Jeśli chodzi o podstawę programową dla przedmiotu „Edukacja obywatelska”, też znajdziemy tu „niezłe kwiatki”. Przedmiot, który zastąpił znienawidzony przez lewicowych aktywistów przedmiot „Historia i Teraźniejszość” ma mniej koncentrować się na nauce historii czy nauk społecznych, a przede wszystkim uczyć jak: „identyfikować przykłady manipulacji i dezinformacji oraz fałszywe informacje”. Także, drżyjcie szury i antyszczepy!

„Uczeń wyszukuje wiarygodne i rzetelne źródła informacji na wybrane tematy społeczno-polityczne, identyfikuje przykłady manipulacji i dezinformacji oraz fałszywe informacje, a także potrafi je weryfikować”.
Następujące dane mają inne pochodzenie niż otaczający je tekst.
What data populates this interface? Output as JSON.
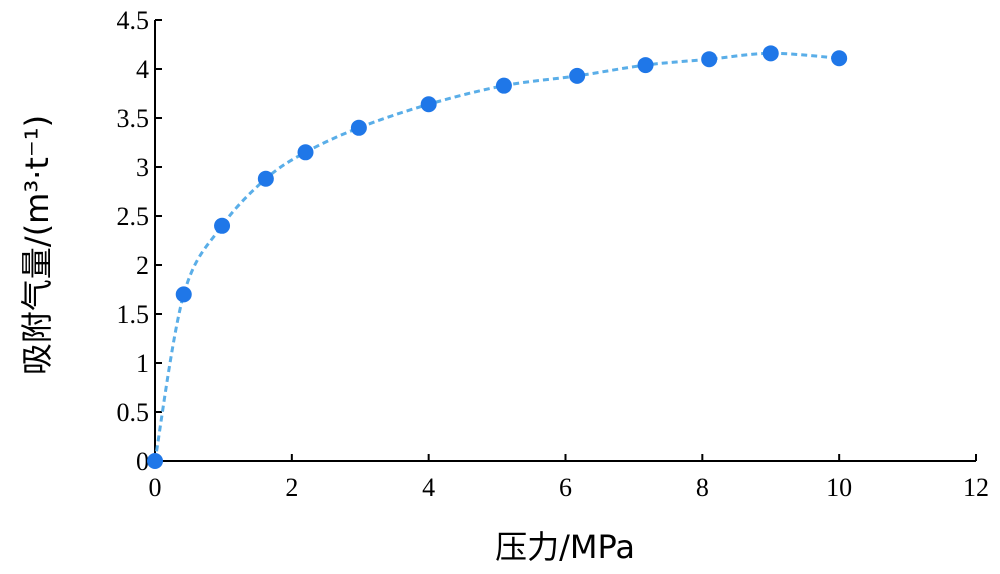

Dodatkowo w szkołach pod światłym kierownictwem minister Nowackiej nie będzie miejsca na jakiekolwiek przejawy tzw. „denializmu klimatycznego”. Obowiązuje ściśle schemat hipotezy tzw. „antropogenicznych zmian klimatu”, czyli tych powodowanych przez działalność człowieka. Teza ta, choć znajduje wielu krytyków, w naszych szkołach będzie traktowana jako nienaruszalny dogmat.

„Uczeń wymienia przyczyny i konsekwencje kryzysu klimatycznego, wyszukuje informacje na temat działań na rzecz jego powstrzymania, oraz w miarę możliwości angażuje się w wybrane z nich”.

Podsumowując, lektura projektu rozporządzenia ustalającego podstawę programową nauczania nowych przedmiotów zmusza do refleksji, że jest to dokument mocno nacechowany lewicowym odchyleniami ideologicznym. Robi wrażenie, jakby był pisany przez neomarksistowskich aktywistów, a nie urzędników czy prawników Ministerstwa Edukacji Narodowej. Skala lewicowych miazmatów wtłoczonych w ten dokument musi przerażać rodziców, a pamiętajmy, że przedmiot ten będzie obowiązkowy już od września dla wszystkich uczniów począwszy od V klasy.